The Sweeneys said that Espinoza probably thought his friends where inside playing a prank on him. He responded in gruff language as more of a joke than in actual malice, they believe. Mack said that the Dorseys called 911 again at 1:15 a.m. to say Espinoza had returned.
“Despite Mr. Dorsey’s repeated pleas for him to leave, Mr. [Espinoza] forced the front door open,” the letter said. “It was at this time Mr. Dorsey exercised his right to self-defense and shot Mr. [Espinoza] one time. At no time did Mr. [Espinoza] give any indication that he was looking for anyone else in the neighborhood, or that he may have been lost. Mr. and Mrs. Dorsey had never met or seen Mr. [Espinoza] previously in the neighborhood, or anywhere else for that matter. …
“While the Dorseys mourn the loss of life, they want all to understand that this was a defense of last resort, after repeated warnings for the unknown intruder to leave their family home,” the letter said. “They live in a very rural area, and were left with no choice but to defend their lives and property. This event has had a tragic impact on their lives, and will remain with them forever.”
Mack said the couple fully cooperated with police, sitting for hours at the station after the shooting and complying with search warrants. They also are complying with the State’s Attorney’s Office's request to to not release the footage of the incident until the investigation is completed.

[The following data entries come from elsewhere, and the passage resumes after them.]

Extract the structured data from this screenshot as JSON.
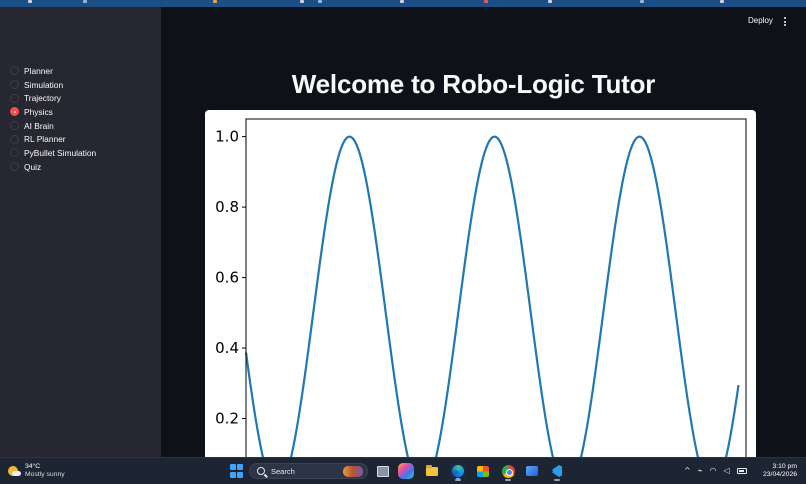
{
  "sidebar": {
    "nav_items": [
      {
        "label": "Planner",
        "selected": false
      },
      {
        "label": "Simulation",
        "selected": false
      },
      {
        "label": "Trajectory",
        "selected": false
      },
      {
        "label": "Physics",
        "selected": true
      },
      {
        "label": "AI Brain",
        "selected": false
      },
      {
        "label": "RL Planner",
        "selected": false
      },
      {
        "label": "PyBullet Simulation",
        "selected": false
      },
      {
        "label": "Quiz",
        "selected": false
      }
    ]
  },
  "header": {
    "deploy_label": "Deploy",
    "menu_icon": "more-vertical-icon"
  },
  "main": {
    "title": "Welcome to Robo-Logic Tutor"
  },
  "chart_data": {
    "type": "line",
    "title": "",
    "xlabel": "",
    "ylabel": "",
    "y_ticks": [
      "0.2",
      "0.4",
      "0.6",
      "0.8",
      "1.0"
    ],
    "ylim": [
      0,
      1.05
    ],
    "x_range": [
      0,
      100
    ],
    "series": [
      {
        "formula": "sin(t)^2 sampled over ~3.2 periods",
        "color": "#1f77b4",
        "peaks_x": [
          20.7,
          49.7,
          78.7
        ],
        "troughs_x": [
          35.2,
          64.2,
          93.2
        ],
        "end_y": 0.3
      }
    ],
    "grid": false,
    "legend": "none"
  },
  "taskbar": {
    "weather": {
      "temp": "34°C",
      "desc": "Mostly sunny",
      "icon": "partly-sunny-icon"
    },
    "search_placeholder": "Search",
    "pinned": [
      "start-icon",
      "task-view-icon",
      "copilot-icon",
      "file-explorer-icon",
      "edge-icon",
      "store-icon",
      "chrome-icon",
      "photos-icon",
      "vscode-icon"
    ],
    "tray": {
      "chevron": "^",
      "wifi": "wifi-icon",
      "volume": "volume-icon",
      "battery": "battery-icon"
    },
    "clock": {
      "time": "3:10 pm",
      "date": "23/04/2026"
    }
  },
  "colors": {
    "sidebar_bg": "#262730",
    "main_bg": "#0e1117",
    "accent": "#ff4b4b",
    "line": "#1f77b4",
    "taskbar_bg": "#1d2533"
  }
}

No charges have been filed as of yet, and Charles Dorsey has no prior criminal record, Mack said. The couple has lived in their home for 22 years, Mack said.
Family and friends of Espinoza were shocked by the tragic death. Espinoza leaves behind two sons and a wife of more than 20 years.
EDITOR’S NOTE: In the statement from Mack, Espinoza’s name was spelled “Espinosa.” WMAR-2 News corrected the spelling in quotes pulled from the statement by bracketed the name to signify a modification of the original text.